Tasarrufun kilit noktalarından biri tasarrufun süresi. Yaşam sürelerinin uzadığını düşündüğümüzde, hatta en önemlisi bile olabilir. Bir çoğumuzun planında yaşlılık dönemine ilişkin ‘süre planlaması’ ilk sıralarda yer almıyor, muhtemelen dikkatimizden kaçıyor.
Bu yazıda yaşlılık sürecinin doğru algılanması ve tasarruf planının buna göre tasarlanmasının önemini özellikle belirtmek istedim. Aşağıdaki tabloda, diğer tablolardan farklı olarak, 65+ yaşa değil, Türkiye geneline dikkatinizi çekmek isterim.
Araştırmaya göre ülkemiz genelinde para biriktirme veya yatırım yapma sadece %10 düzeyinde kalıyor. Tasarruf azlığı, ülkemizdeki en önemli yapısal sorunlardan biri.

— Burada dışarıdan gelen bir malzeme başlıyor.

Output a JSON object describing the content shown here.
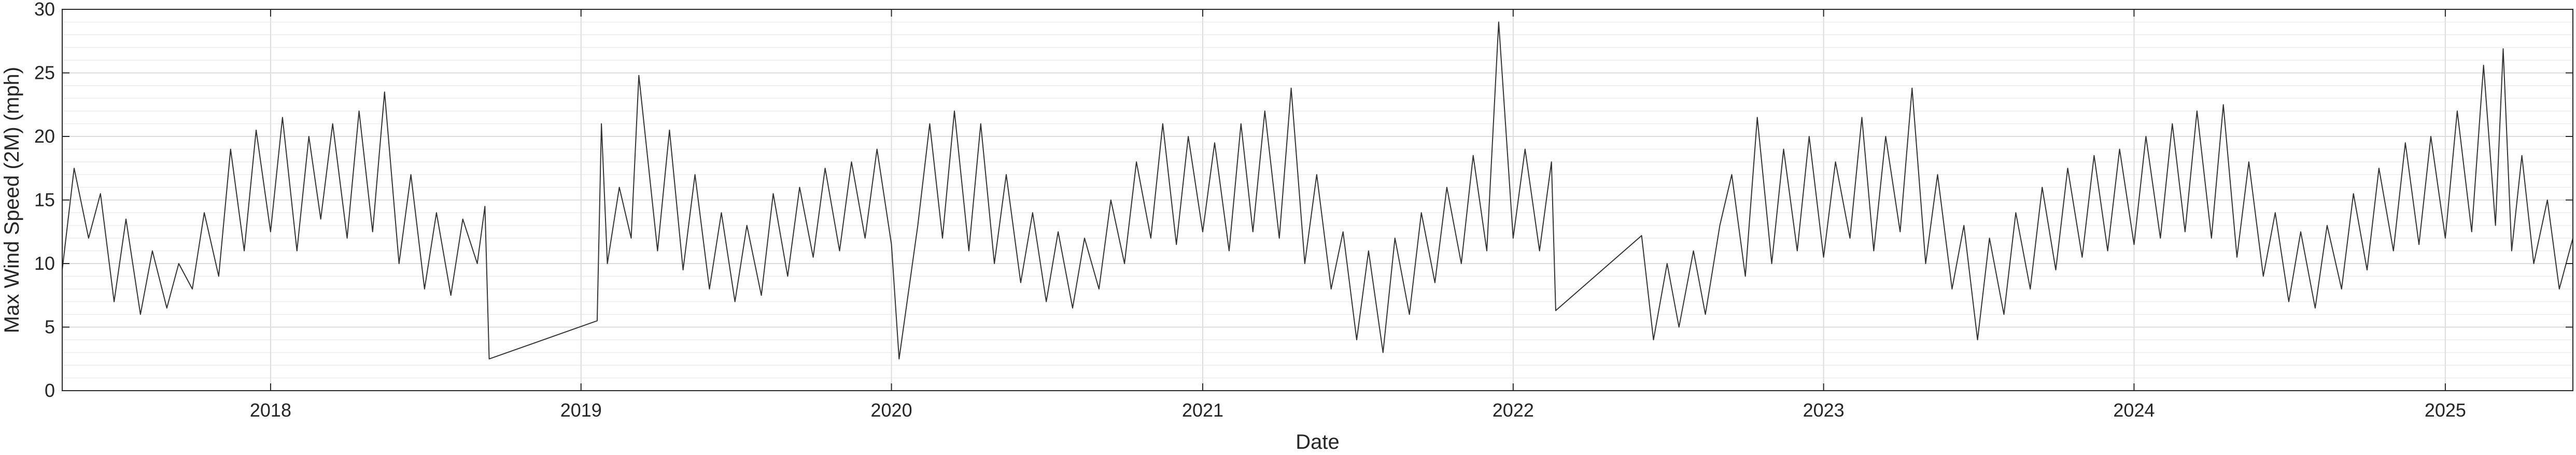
{
  "chart_data": {
    "type": "line",
    "title": "",
    "xlabel": "Date",
    "ylabel": "Max Wind Speed (2M) (mph)",
    "x_scale": "date",
    "xlim": [
      "2017-05-01",
      "2025-05-31"
    ],
    "ylim": [
      0,
      30
    ],
    "yticks": [
      0,
      5,
      10,
      15,
      20,
      25,
      30
    ],
    "xticks": [
      {
        "date": "2018-01-01",
        "label": "2018"
      },
      {
        "date": "2019-01-01",
        "label": "2019"
      },
      {
        "date": "2020-01-01",
        "label": "2020"
      },
      {
        "date": "2021-01-01",
        "label": "2021"
      },
      {
        "date": "2022-01-01",
        "label": "2022"
      },
      {
        "date": "2023-01-01",
        "label": "2023"
      },
      {
        "date": "2024-01-01",
        "label": "2024"
      },
      {
        "date": "2025-01-01",
        "label": "2025"
      }
    ],
    "grid": true,
    "minor_grid_y": true,
    "line_color": "#333333",
    "series": [
      {
        "values": [
          [
            "2017-05-01",
            9.5
          ],
          [
            "2017-05-15",
            17.5
          ],
          [
            "2017-06-01",
            12.0
          ],
          [
            "2017-06-15",
            15.5
          ],
          [
            "2017-07-01",
            7.0
          ],
          [
            "2017-07-15",
            13.5
          ],
          [
            "2017-08-01",
            6.0
          ],
          [
            "2017-08-15",
            11.0
          ],
          [
            "2017-09-01",
            6.5
          ],
          [
            "2017-09-15",
            10.0
          ],
          [
            "2017-10-01",
            8.0
          ],
          [
            "2017-10-15",
            14.0
          ],
          [
            "2017-11-01",
            9.0
          ],
          [
            "2017-11-15",
            19.0
          ],
          [
            "2017-12-01",
            11.0
          ],
          [
            "2017-12-15",
            20.5
          ],
          [
            "2018-01-01",
            12.5
          ],
          [
            "2018-01-15",
            21.5
          ],
          [
            "2018-02-01",
            11.0
          ],
          [
            "2018-02-15",
            20.0
          ],
          [
            "2018-03-01",
            13.5
          ],
          [
            "2018-03-15",
            21.0
          ],
          [
            "2018-04-01",
            12.0
          ],
          [
            "2018-04-15",
            22.0
          ],
          [
            "2018-05-01",
            12.5
          ],
          [
            "2018-05-15",
            23.5
          ],
          [
            "2018-06-01",
            10.0
          ],
          [
            "2018-06-15",
            17.0
          ],
          [
            "2018-07-01",
            8.0
          ],
          [
            "2018-07-15",
            14.0
          ],
          [
            "2018-08-01",
            7.5
          ],
          [
            "2018-08-15",
            13.5
          ],
          [
            "2018-09-01",
            10.0
          ],
          [
            "2018-09-10",
            14.5
          ],
          [
            "2018-09-15",
            2.5
          ],
          [
            "2019-01-20",
            5.5
          ],
          [
            "2019-01-25",
            21.0
          ],
          [
            "2019-02-01",
            10.0
          ],
          [
            "2019-02-15",
            16.0
          ],
          [
            "2019-03-01",
            12.0
          ],
          [
            "2019-03-10",
            24.8
          ],
          [
            "2019-04-01",
            11.0
          ],
          [
            "2019-04-15",
            20.5
          ],
          [
            "2019-05-01",
            9.5
          ],
          [
            "2019-05-15",
            17.0
          ],
          [
            "2019-06-01",
            8.0
          ],
          [
            "2019-06-15",
            14.0
          ],
          [
            "2019-07-01",
            7.0
          ],
          [
            "2019-07-15",
            13.0
          ],
          [
            "2019-08-01",
            7.5
          ],
          [
            "2019-08-15",
            15.5
          ],
          [
            "2019-09-01",
            9.0
          ],
          [
            "2019-09-15",
            16.0
          ],
          [
            "2019-10-01",
            10.5
          ],
          [
            "2019-10-15",
            17.5
          ],
          [
            "2019-11-01",
            11.0
          ],
          [
            "2019-11-15",
            18.0
          ],
          [
            "2019-12-01",
            12.0
          ],
          [
            "2019-12-15",
            19.0
          ],
          [
            "2020-01-01",
            11.5
          ],
          [
            "2020-01-10",
            2.5
          ],
          [
            "2020-02-01",
            13.0
          ],
          [
            "2020-02-15",
            21.0
          ],
          [
            "2020-03-01",
            12.0
          ],
          [
            "2020-03-15",
            22.0
          ],
          [
            "2020-04-01",
            11.0
          ],
          [
            "2020-04-15",
            21.0
          ],
          [
            "2020-05-01",
            10.0
          ],
          [
            "2020-05-15",
            17.0
          ],
          [
            "2020-06-01",
            8.5
          ],
          [
            "2020-06-15",
            14.0
          ],
          [
            "2020-07-01",
            7.0
          ],
          [
            "2020-07-15",
            12.5
          ],
          [
            "2020-08-01",
            6.5
          ],
          [
            "2020-08-15",
            12.0
          ],
          [
            "2020-09-01",
            8.0
          ],
          [
            "2020-09-15",
            15.0
          ],
          [
            "2020-10-01",
            10.0
          ],
          [
            "2020-10-15",
            18.0
          ],
          [
            "2020-11-01",
            12.0
          ],
          [
            "2020-11-15",
            21.0
          ],
          [
            "2020-12-01",
            11.5
          ],
          [
            "2020-12-15",
            20.0
          ],
          [
            "2021-01-01",
            12.5
          ],
          [
            "2021-01-15",
            19.5
          ],
          [
            "2021-02-01",
            11.0
          ],
          [
            "2021-02-15",
            21.0
          ],
          [
            "2021-03-01",
            12.5
          ],
          [
            "2021-03-15",
            22.0
          ],
          [
            "2021-04-01",
            12.0
          ],
          [
            "2021-04-15",
            23.8
          ],
          [
            "2021-05-01",
            10.0
          ],
          [
            "2021-05-15",
            17.0
          ],
          [
            "2021-06-01",
            8.0
          ],
          [
            "2021-06-15",
            12.5
          ],
          [
            "2021-07-01",
            4.0
          ],
          [
            "2021-07-15",
            11.0
          ],
          [
            "2021-08-01",
            3.0
          ],
          [
            "2021-08-15",
            12.0
          ],
          [
            "2021-09-01",
            6.0
          ],
          [
            "2021-09-15",
            14.0
          ],
          [
            "2021-10-01",
            8.5
          ],
          [
            "2021-10-15",
            16.0
          ],
          [
            "2021-11-01",
            10.0
          ],
          [
            "2021-11-15",
            18.5
          ],
          [
            "2021-12-01",
            11.0
          ],
          [
            "2021-12-15",
            29.0
          ],
          [
            "2022-01-01",
            12.0
          ],
          [
            "2022-01-15",
            19.0
          ],
          [
            "2022-02-01",
            11.0
          ],
          [
            "2022-02-15",
            18.0
          ],
          [
            "2022-02-20",
            6.3
          ],
          [
            "2022-06-01",
            12.2
          ],
          [
            "2022-06-15",
            4.0
          ],
          [
            "2022-07-01",
            10.0
          ],
          [
            "2022-07-15",
            5.0
          ],
          [
            "2022-08-01",
            11.0
          ],
          [
            "2022-08-15",
            6.0
          ],
          [
            "2022-09-01",
            13.0
          ],
          [
            "2022-09-15",
            17.0
          ],
          [
            "2022-10-01",
            9.0
          ],
          [
            "2022-10-15",
            21.5
          ],
          [
            "2022-11-01",
            10.0
          ],
          [
            "2022-11-15",
            19.0
          ],
          [
            "2022-12-01",
            11.0
          ],
          [
            "2022-12-15",
            20.0
          ],
          [
            "2023-01-01",
            10.5
          ],
          [
            "2023-01-15",
            18.0
          ],
          [
            "2023-02-01",
            12.0
          ],
          [
            "2023-02-15",
            21.5
          ],
          [
            "2023-03-01",
            11.0
          ],
          [
            "2023-03-15",
            20.0
          ],
          [
            "2023-04-01",
            12.5
          ],
          [
            "2023-04-15",
            23.8
          ],
          [
            "2023-05-01",
            10.0
          ],
          [
            "2023-05-15",
            17.0
          ],
          [
            "2023-06-01",
            8.0
          ],
          [
            "2023-06-15",
            13.0
          ],
          [
            "2023-07-01",
            4.0
          ],
          [
            "2023-07-15",
            12.0
          ],
          [
            "2023-08-01",
            6.0
          ],
          [
            "2023-08-15",
            14.0
          ],
          [
            "2023-09-01",
            8.0
          ],
          [
            "2023-09-15",
            16.0
          ],
          [
            "2023-10-01",
            9.5
          ],
          [
            "2023-10-15",
            17.5
          ],
          [
            "2023-11-01",
            10.5
          ],
          [
            "2023-11-15",
            18.5
          ],
          [
            "2023-12-01",
            11.0
          ],
          [
            "2023-12-15",
            19.0
          ],
          [
            "2024-01-01",
            11.5
          ],
          [
            "2024-01-15",
            20.0
          ],
          [
            "2024-02-01",
            12.0
          ],
          [
            "2024-02-15",
            21.0
          ],
          [
            "2024-03-01",
            12.5
          ],
          [
            "2024-03-15",
            22.0
          ],
          [
            "2024-04-01",
            12.0
          ],
          [
            "2024-04-15",
            22.5
          ],
          [
            "2024-05-01",
            10.5
          ],
          [
            "2024-05-15",
            18.0
          ],
          [
            "2024-06-01",
            9.0
          ],
          [
            "2024-06-15",
            14.0
          ],
          [
            "2024-07-01",
            7.0
          ],
          [
            "2024-07-15",
            12.5
          ],
          [
            "2024-08-01",
            6.5
          ],
          [
            "2024-08-15",
            13.0
          ],
          [
            "2024-09-01",
            8.0
          ],
          [
            "2024-09-15",
            15.5
          ],
          [
            "2024-10-01",
            9.5
          ],
          [
            "2024-10-15",
            17.5
          ],
          [
            "2024-11-01",
            11.0
          ],
          [
            "2024-11-15",
            19.5
          ],
          [
            "2024-12-01",
            11.5
          ],
          [
            "2024-12-15",
            20.0
          ],
          [
            "2025-01-01",
            12.0
          ],
          [
            "2025-01-15",
            22.0
          ],
          [
            "2025-02-01",
            12.5
          ],
          [
            "2025-02-15",
            25.6
          ],
          [
            "2025-03-01",
            13.0
          ],
          [
            "2025-03-10",
            26.9
          ],
          [
            "2025-03-20",
            11.0
          ],
          [
            "2025-04-01",
            18.5
          ],
          [
            "2025-04-15",
            10.0
          ],
          [
            "2025-05-01",
            15.0
          ],
          [
            "2025-05-15",
            8.0
          ],
          [
            "2025-05-31",
            12.0
          ]
        ]
      }
    ]
  }
}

Tasarrufa başlama noktasındaki umutsuz halimizin duygusal arka planında, ‘tasarruf için çok geç kalmış olma’ düşüncesi yatıyor çoğu zaman. TÜİK raporundaki 65 yaş sonrası ortalama yaşam süresi 18 yıl, çok ciddi bir süre. 60 yaşında emekli olmuş bir birey için gelire ihtiyaç duyacağı 23 yıl demek bu!
Bitirirken
Ülkemizin deprem gerçeği kadar; demografik gerçeklerini de barındıran bir tasarruf planına sahip olmamız büyük önem taşıyor. Üstelik pasif gelir statüsündeki hisse senedi geliri, temettü geliri, bireysel emeklilik gelirleri, kira, faiz gibi her türlü gelir; bize yaşlılık dönemindeki finansal sıkıntılar için koruyucu bir kalkan olabilir. Düzenli gelir sağlayabilir. Yaşam standardımızı yukarı iterek daha ‘güvenli’ konutlarda yaşama imkanı verebilir!
Üstelik muhtemel bir gelecekte, yaşam süresi tahminlerinde yukarı yönlü bir değişim olmasa bile, on yıllarla ifade edilebilecek tasarruf süreleri planlamak mümkün. Düşünün, ya bütün hesaplarımız daha baştan yanlışsa?
Tasarrufa başlamak için kesinlikle geç değil.